Never too Late – An Adult Onset Hunter Story

It does not matter how old one is, becoming a hunter is a priceless experience for all.

Marissa Jensen is the Education and Outreach Program Manager with Pheasants Forever and Quail Forever. A Nebraska native, passionate upland hunter, and devoted conservationist. This is her story through film.

“I was actually pretty opposed to hunting growing up. I didn’t understand the connection to food and the outdoors. Once someone made that apparent for me that changed everything.”

Marissa Jensen – Never Too Late

Full film coming in December 2019!

This film is Presented by OnX Hunt, CZ USA, and Dogtra. In association with Pheasants Forever and Quail Forever.

Passion for the Uplands – Winter 2019 Issue

Here is an excerpt from Project Upland Magazine Winter 2019 Issue. For the full story subscribe to the quarterly publication.

Moving through the Nebraska prairie, the grass tugging lightly at her pantlegs, no sound can be heard but the breeze, rustling grasses, and that of a bird dog happily searching for the quarry. Suddenly, the German shorthair pointer’s body language shifts from one of a searching dog to one that’s caught wind of a sure thing. The dog’s body slams on point and locks eyes with her hunting companion who moves in for the flush. The rooster erupts out of its hiding place and takes to the air in a flurry of feathers. A single shot rings out, breaking the silence, and the bird crumples. After the bird is secure in her game pouch the hunt moves on, no sound but the dog and the wind, not another hunter in sight. A smile breaks across her face. This is how she prefers to spend her time, in the uplands. 

Some might call Marissa Jensen a late bloomer when it comes to hunting. Ask her and she’ll tell you she got into it at just the right time. 

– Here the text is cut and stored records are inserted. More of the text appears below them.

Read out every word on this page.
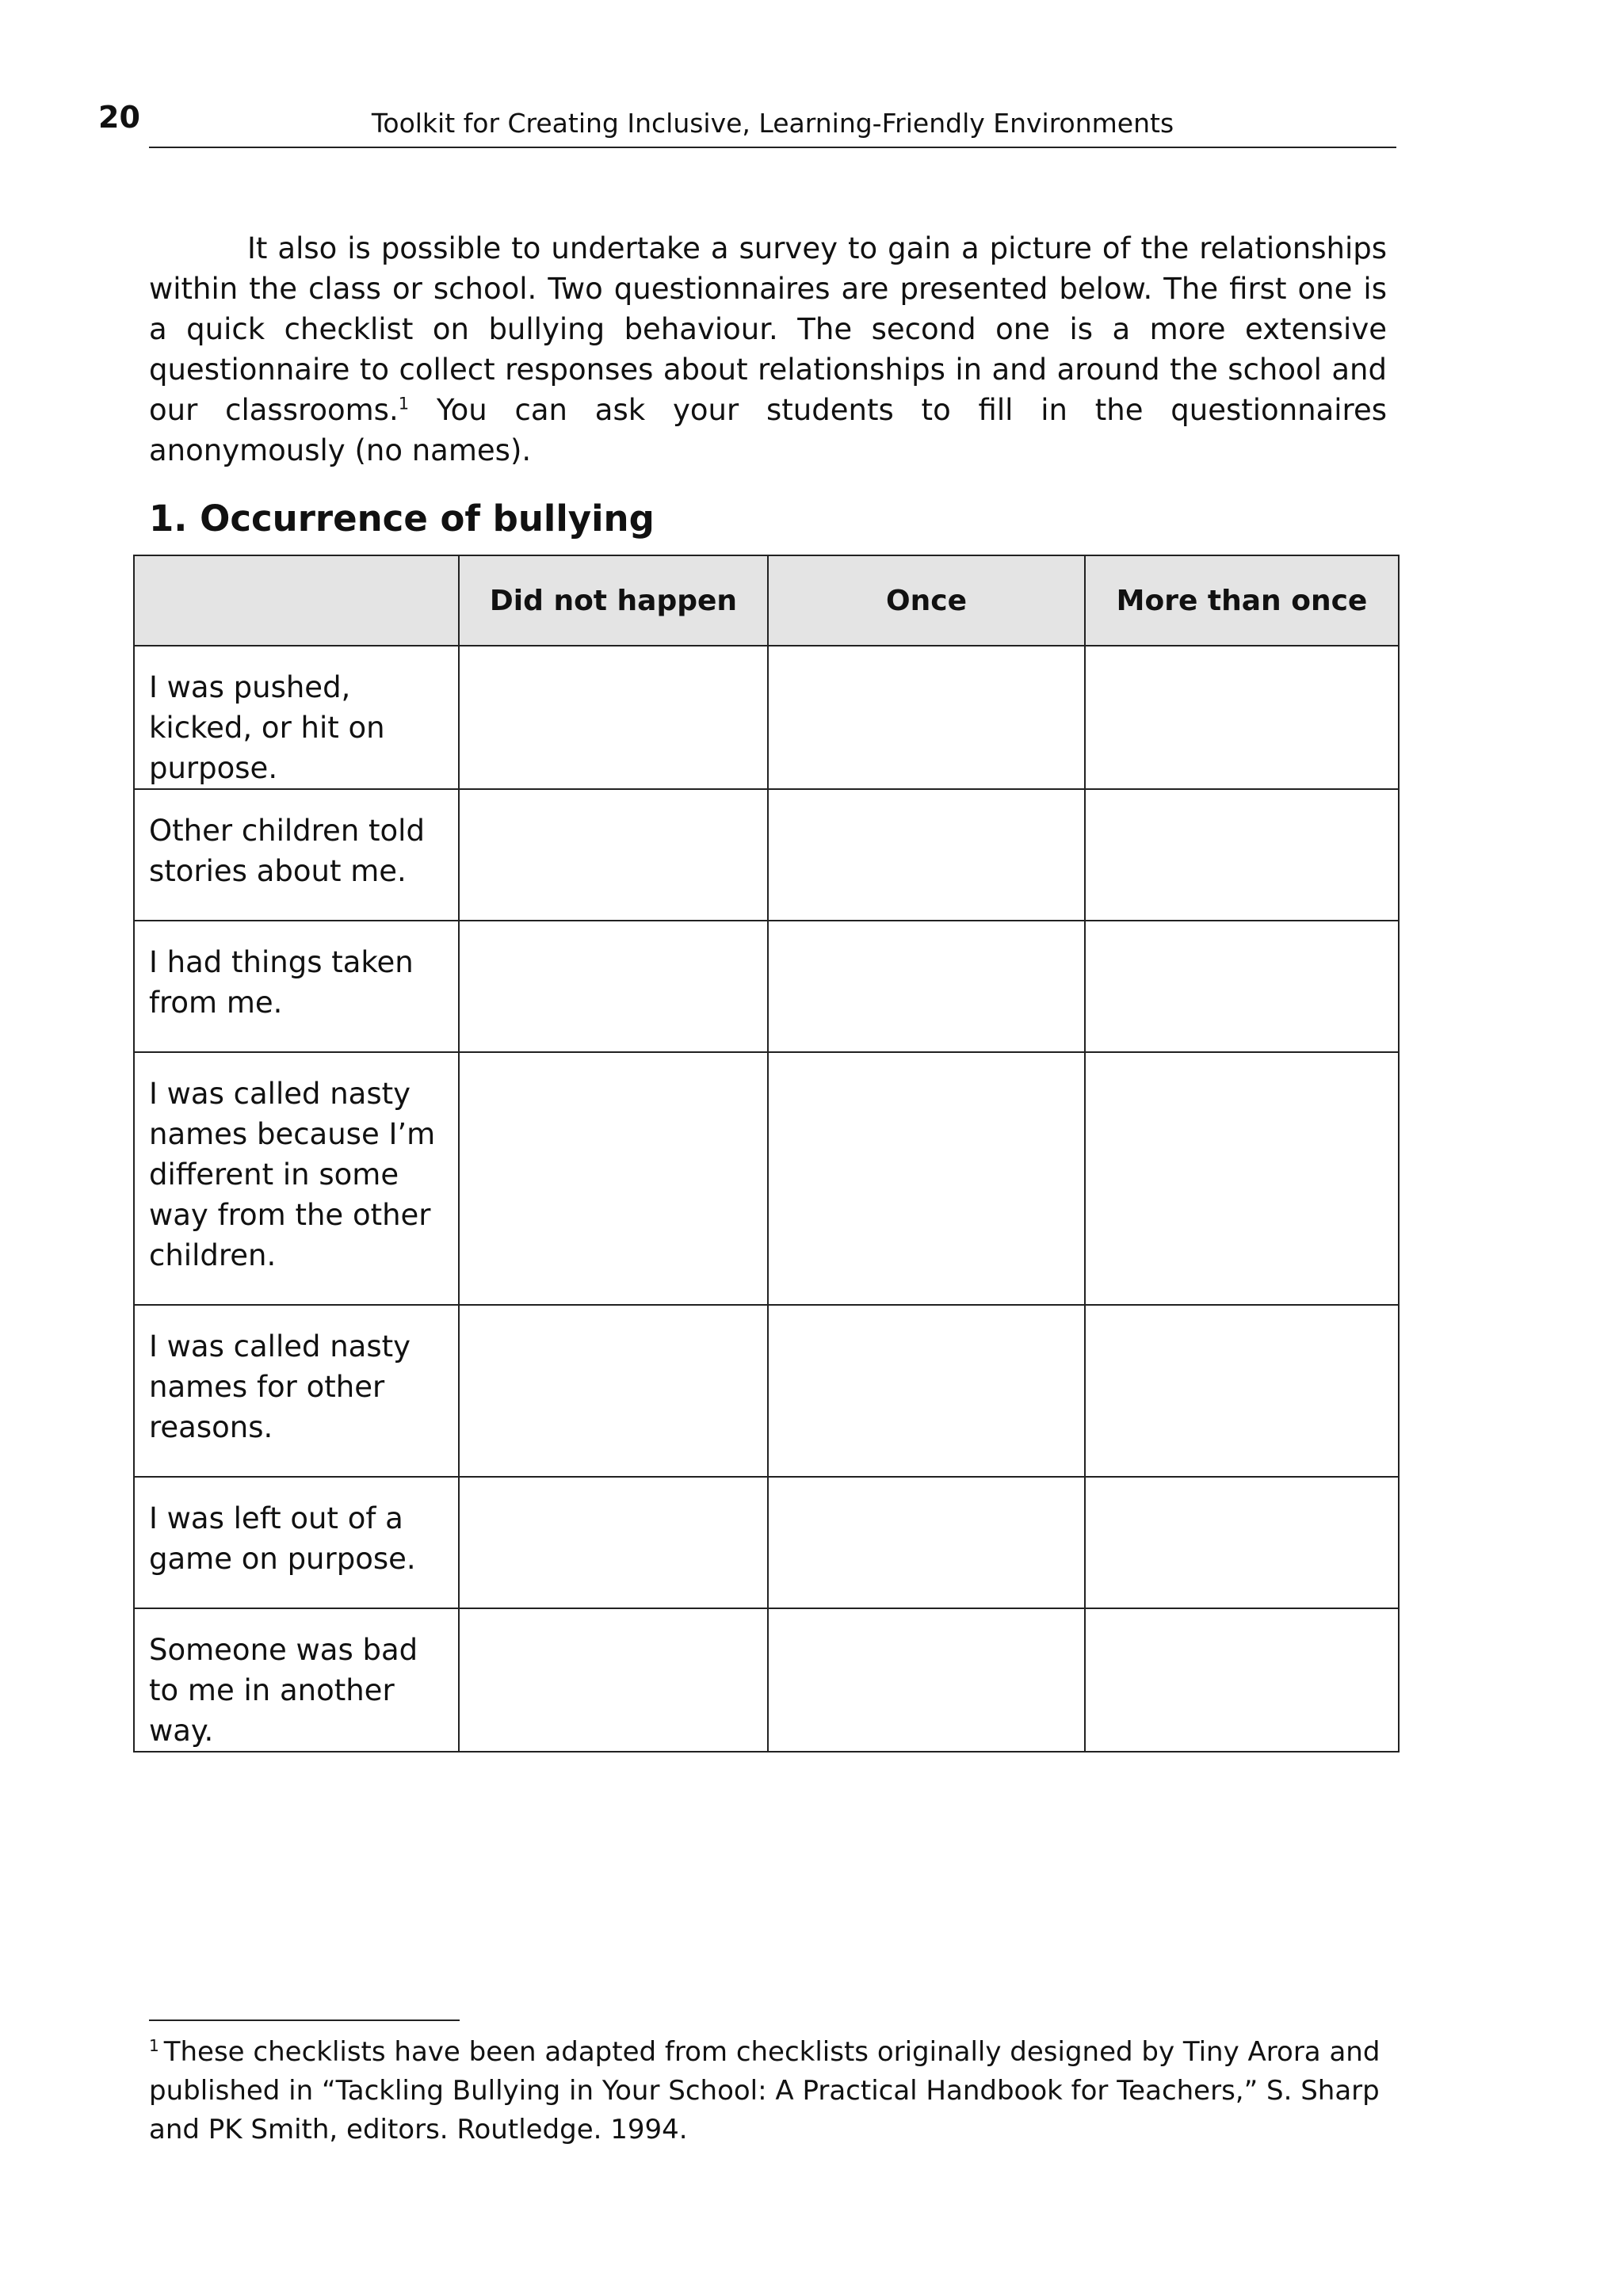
20	Toolkit for Creating Inclusive, Learning-Friendly Environments

It also is possible to undertake a survey to gain a picture of the relationships within the class or school. Two questionnaires are presented below. The first one is a quick checklist on bullying behaviour. The second one is a more extensive questionnaire to collect responses about relationships in and around the school and our classrooms.$^1$ You can ask your students to fill in the questionnaires anonymously (no names).

1. Occurrence of bullying
	Did not happen	Once	More than once
I was pushed, kicked, or hit on purpose.			
Other children told stories about me.			
I had things taken from me.			
I was called nasty names because I’m different in some way from the other children.			
I was called nasty names for other reasons.			
I was left out of a game on purpose.			
Someone was bad to me in another way.			

$^1$ These checklists have been adapted from checklists originally designed by Tiny Arora and published in “Tackling Bullying in Your School: A Practical Handbook for Teachers,” S. Sharp and PK Smith, editors. Routledge. 1994.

“If I looked back a few years ago, the fact that I hunt and that it completely changed my life . . . my family is just blown away by it,” Marissa says. “If you would have asked them when I was a kid they would have laughed hysterically and said there’s no way this person is going to hunt, there’s no way they are going to do this for a living. It’s so different from what anybody thought I would do, including myself.”

Born and raised in Nebraska, Marissa didn’t grow up in a family of hunters. However, she was always interested in conservation, wildlife and the outdoors, and spent her time camping, hiking, and fishing. She had never hunted and even admits that until her cousin took her on her first turkey hunt at 30 years old, she was actually kind of opposed to the idea.

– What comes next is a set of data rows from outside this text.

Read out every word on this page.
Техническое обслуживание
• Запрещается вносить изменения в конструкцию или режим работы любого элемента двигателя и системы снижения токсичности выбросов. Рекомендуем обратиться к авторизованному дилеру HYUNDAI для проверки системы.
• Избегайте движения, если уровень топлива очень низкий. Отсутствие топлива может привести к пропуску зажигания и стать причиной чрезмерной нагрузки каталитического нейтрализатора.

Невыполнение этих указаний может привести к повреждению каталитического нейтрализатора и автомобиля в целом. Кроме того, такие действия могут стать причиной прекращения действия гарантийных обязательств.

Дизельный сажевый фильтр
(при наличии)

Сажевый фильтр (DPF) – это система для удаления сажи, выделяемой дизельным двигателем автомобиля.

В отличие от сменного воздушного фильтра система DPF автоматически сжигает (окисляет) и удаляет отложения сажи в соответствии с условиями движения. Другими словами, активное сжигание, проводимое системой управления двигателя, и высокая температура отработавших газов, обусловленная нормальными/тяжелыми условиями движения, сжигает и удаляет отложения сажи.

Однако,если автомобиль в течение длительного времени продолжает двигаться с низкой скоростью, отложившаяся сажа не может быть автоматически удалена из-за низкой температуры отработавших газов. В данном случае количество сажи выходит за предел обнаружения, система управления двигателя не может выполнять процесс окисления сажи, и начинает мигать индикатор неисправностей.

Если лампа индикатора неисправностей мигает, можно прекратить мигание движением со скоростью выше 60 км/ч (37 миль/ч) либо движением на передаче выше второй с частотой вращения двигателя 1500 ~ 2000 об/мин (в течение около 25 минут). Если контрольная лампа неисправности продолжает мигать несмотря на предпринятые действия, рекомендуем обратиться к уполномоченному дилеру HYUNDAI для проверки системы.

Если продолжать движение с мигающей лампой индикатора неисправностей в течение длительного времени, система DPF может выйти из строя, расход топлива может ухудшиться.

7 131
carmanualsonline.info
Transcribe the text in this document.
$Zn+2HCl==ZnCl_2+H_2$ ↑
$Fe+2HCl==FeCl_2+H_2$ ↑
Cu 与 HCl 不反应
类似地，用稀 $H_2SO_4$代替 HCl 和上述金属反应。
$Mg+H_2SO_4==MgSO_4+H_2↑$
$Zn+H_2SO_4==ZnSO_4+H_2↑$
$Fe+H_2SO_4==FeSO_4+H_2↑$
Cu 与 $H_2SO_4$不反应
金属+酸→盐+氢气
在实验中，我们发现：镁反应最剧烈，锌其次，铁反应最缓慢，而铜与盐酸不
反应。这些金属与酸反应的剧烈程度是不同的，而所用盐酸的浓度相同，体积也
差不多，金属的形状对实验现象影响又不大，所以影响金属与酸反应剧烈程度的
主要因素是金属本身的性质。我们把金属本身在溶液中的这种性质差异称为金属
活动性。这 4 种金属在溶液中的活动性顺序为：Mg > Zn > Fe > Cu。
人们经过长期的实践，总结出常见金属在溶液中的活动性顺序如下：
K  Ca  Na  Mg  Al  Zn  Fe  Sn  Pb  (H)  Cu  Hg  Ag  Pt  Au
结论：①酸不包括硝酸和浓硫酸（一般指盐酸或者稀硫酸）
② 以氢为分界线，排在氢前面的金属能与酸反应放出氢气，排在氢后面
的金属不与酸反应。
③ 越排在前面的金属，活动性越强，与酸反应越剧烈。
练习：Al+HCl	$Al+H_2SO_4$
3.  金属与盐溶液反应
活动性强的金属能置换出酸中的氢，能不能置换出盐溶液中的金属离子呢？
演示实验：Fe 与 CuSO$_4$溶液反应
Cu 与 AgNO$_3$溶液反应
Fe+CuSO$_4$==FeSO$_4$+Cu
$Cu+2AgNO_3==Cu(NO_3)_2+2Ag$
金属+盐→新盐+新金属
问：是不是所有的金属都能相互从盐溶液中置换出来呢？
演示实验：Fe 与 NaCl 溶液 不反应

“I ate meat, but never thought I could kill an animal,” she recalls. “I was always interested in conservation, but didn’t understand the conservation of hunting. I later learned about that aspect of hunting and what individuals do to make public land opportunities, and that kind of grabbed me. I ran with it and never looked back.”

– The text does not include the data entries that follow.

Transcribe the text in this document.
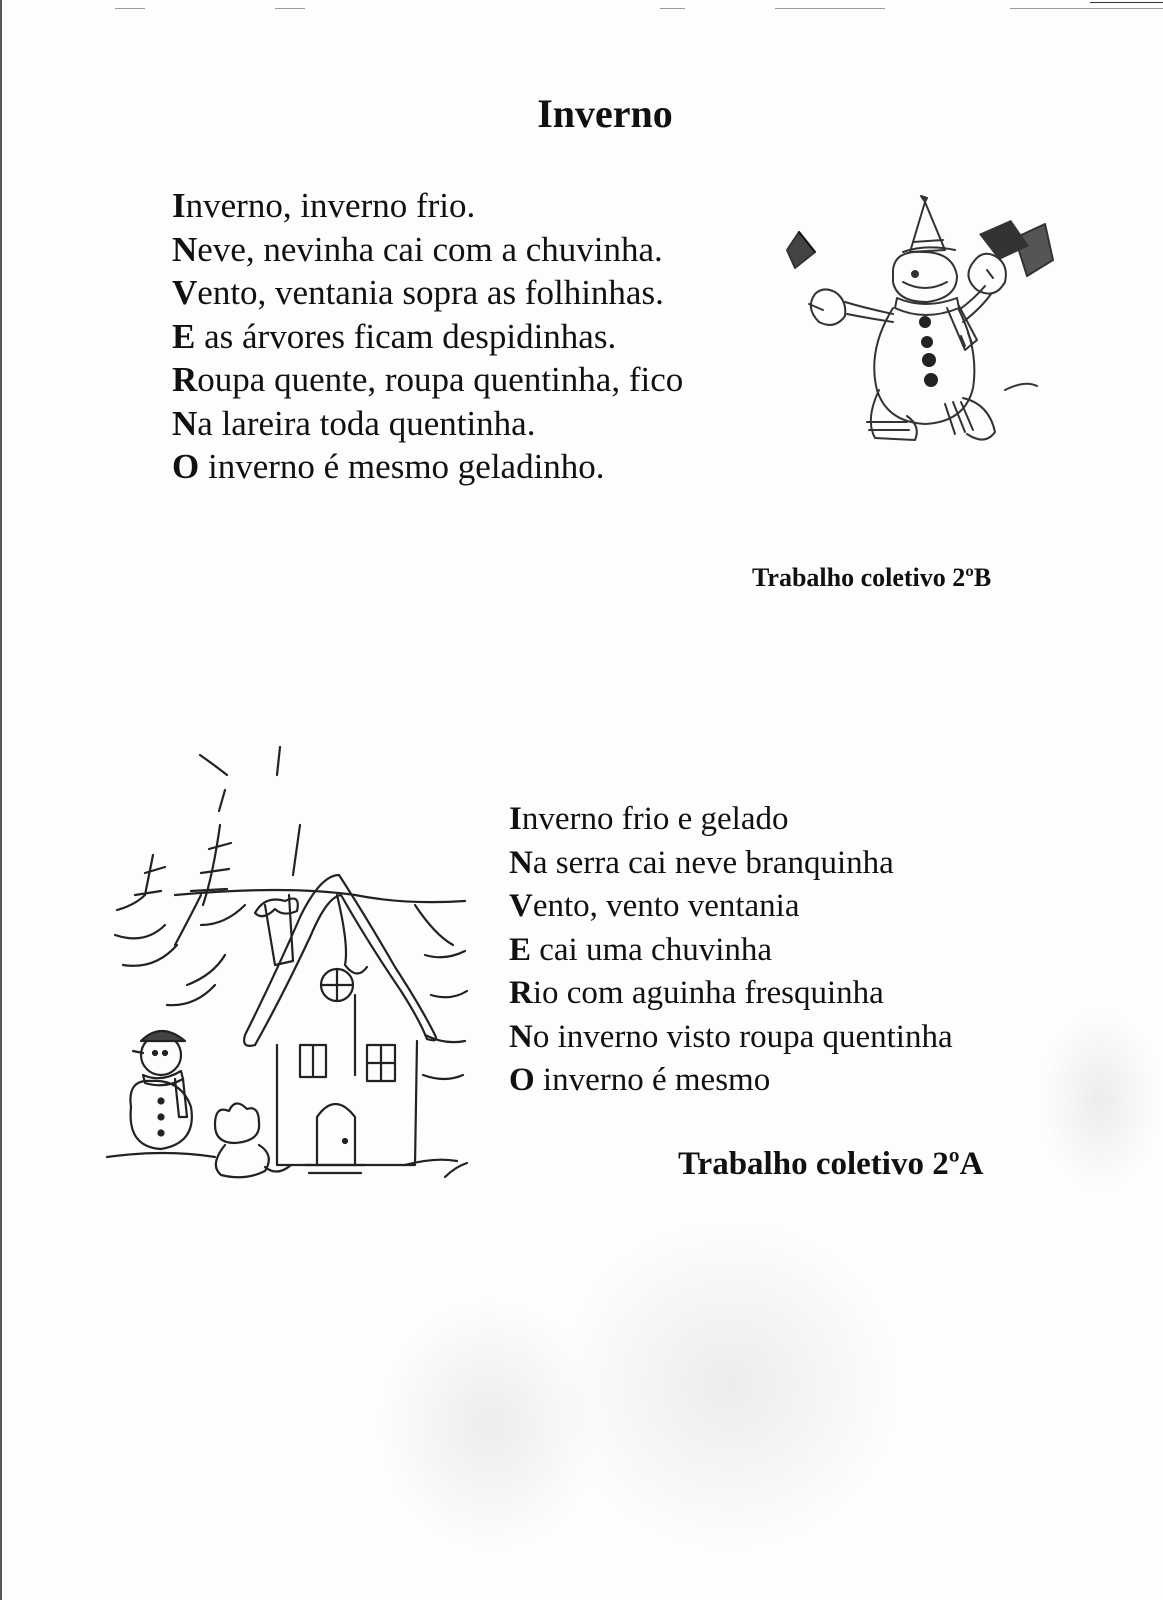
Inverno
Inverno, inverno frio.
Neve, nevinha cai com a chuvinha.
Vento, ventania sopra as folhinhas.
E as árvores ficam despidinhas.
Roupa quente, roupa quentinha, fico
Na lareira toda quentinha.
O inverno é mesmo geladinho.

Trabalho coletivo 2ºB

Inverno frio e gelado
Na serra cai neve branquinha
Vento, vento ventania
E cai uma chuvinha
Rio com aguinha fresquinha
No inverno visto roupa quentinha
O inverno é mesmo

Trabalho coletivo 2ºA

Years prior to her foray into the uplands, Marissa had an unpleasant introductory experience with shooting a shotgun, which she remarks kind of turned her off of firearms. So, when she first started on her journey into hunting, she bought a bow, taught herself to shoot, and assumed she’d be a bowhunter for life. That is until the same cousin recommended giving upland hunting a shot. 

“He said, ‘You know, as much as you like hiking, the outdoors, and working dogs, you need to try upland hunting,’” Marissa recalls. “It made the connection for me and that’s just been the biggest passion of mine. It has completely taken over my life! It has definitely been an experience and life changing.”

Marissa’s passion for nature and the outdoors has been a part of her since she was a kid and can be seen throughout her career path, as well. Before joining Pheasants Forever and Quail Forever last year, she worked in aquatic education at the Nebraska Game and Parks Commission and then as a veterinary technician for several years.

Now, in her role as Education and Outreach Program Manager with Pheasants Forever and Quail Forever, Marissa is responsible for introducing new audiences of outdoorsmen and women and youth to the organization’s hunting heritage, habitat education, shooting sports and conservation leadership programs. And that’s in addition to acting as the lead advisor for the National Youth Leadership Council.

“In my role, I have the incredible opportunity to help a diverse audience find their place in the uplands. It’s an exciting way for me to pay it forward with my passion,” Marissa says. “It’s just icing on the cake that I know how much of an impact this has for habitat and conservation, as well. It truly is a dream job where I feel like I can help make a difference, and that means a lot to me.”